エルドにこんな無茶をさせるバジム王を憎いと思った。
感情があふれてきて止まらない。
「無理はしないで。あんまり大きな魔法を使って、おかしくなってしまわないで」
山がひとつ消えた。
それは、もう、人間にできる技ではない。
その分、エルドに負担がかかっているのではないか。
エルドはゆるゆると首を横に振った。
それから、駆け寄ってきた。
ネヴィレッタは驚いた。
エルドが腕を伸ばしてきて、ネヴィレッタを抱き寄せた。
強く、強く、抱き締められる。抱き潰されてしまうのではないかと思うほどの力だった。
ネヴィレッタの後頭部を撫でる手が、震えている。
「頭がおかしくなりそうだ」
ネヴィレッタも軽くエルドを抱き締めた。彼のぬくもりを感じたかった。筋肉の躍動、心臓の鼓動、そういったものから生を感じる。

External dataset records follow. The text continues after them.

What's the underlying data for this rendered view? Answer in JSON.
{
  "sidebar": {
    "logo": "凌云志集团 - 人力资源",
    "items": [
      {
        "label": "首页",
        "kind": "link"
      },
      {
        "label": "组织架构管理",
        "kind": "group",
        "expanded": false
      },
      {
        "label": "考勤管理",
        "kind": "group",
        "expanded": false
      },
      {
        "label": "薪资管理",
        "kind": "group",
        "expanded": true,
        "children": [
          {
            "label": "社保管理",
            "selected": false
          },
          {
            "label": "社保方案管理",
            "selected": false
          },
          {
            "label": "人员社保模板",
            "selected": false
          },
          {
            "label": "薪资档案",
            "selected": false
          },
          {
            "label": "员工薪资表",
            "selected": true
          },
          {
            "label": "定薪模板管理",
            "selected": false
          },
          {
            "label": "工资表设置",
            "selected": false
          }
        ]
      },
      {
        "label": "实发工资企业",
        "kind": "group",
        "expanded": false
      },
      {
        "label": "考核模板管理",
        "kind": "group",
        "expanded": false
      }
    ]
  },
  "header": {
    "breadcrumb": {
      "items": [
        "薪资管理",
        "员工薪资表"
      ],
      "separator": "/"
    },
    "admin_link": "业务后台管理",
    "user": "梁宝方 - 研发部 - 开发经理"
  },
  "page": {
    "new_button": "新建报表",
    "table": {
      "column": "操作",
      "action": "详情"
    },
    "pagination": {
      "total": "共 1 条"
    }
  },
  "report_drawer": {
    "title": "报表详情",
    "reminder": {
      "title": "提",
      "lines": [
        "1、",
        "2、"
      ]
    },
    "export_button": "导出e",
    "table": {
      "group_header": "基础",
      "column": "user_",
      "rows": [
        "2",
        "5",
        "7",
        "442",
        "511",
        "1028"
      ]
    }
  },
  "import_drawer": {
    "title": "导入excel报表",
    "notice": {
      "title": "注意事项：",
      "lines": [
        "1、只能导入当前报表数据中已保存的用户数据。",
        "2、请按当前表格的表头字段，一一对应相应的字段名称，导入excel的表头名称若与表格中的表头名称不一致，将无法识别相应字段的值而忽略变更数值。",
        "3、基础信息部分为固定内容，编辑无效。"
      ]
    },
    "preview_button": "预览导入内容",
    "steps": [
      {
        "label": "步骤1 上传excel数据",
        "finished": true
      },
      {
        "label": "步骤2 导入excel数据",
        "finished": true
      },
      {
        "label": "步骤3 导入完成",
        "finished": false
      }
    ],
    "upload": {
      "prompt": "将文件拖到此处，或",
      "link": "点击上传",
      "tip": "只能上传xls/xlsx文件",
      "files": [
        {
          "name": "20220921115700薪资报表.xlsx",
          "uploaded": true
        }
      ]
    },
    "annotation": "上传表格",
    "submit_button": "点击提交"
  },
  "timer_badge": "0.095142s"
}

だがエルドの肩に頬を寄せた時、視界に何人かの魔法騎士の姿が入った。ネヴィレッタは我に返って赤面した。
「エルド、みんなが見ているわよ」
しかしエルドはネヴィレッタを離してくれなかった。彼はしばらくの間そのまま固まっていた。ネヴィレッタは困ってしまったが、エルドの背中をぽんぽんと叩きながら恥ずかしさに耐えた。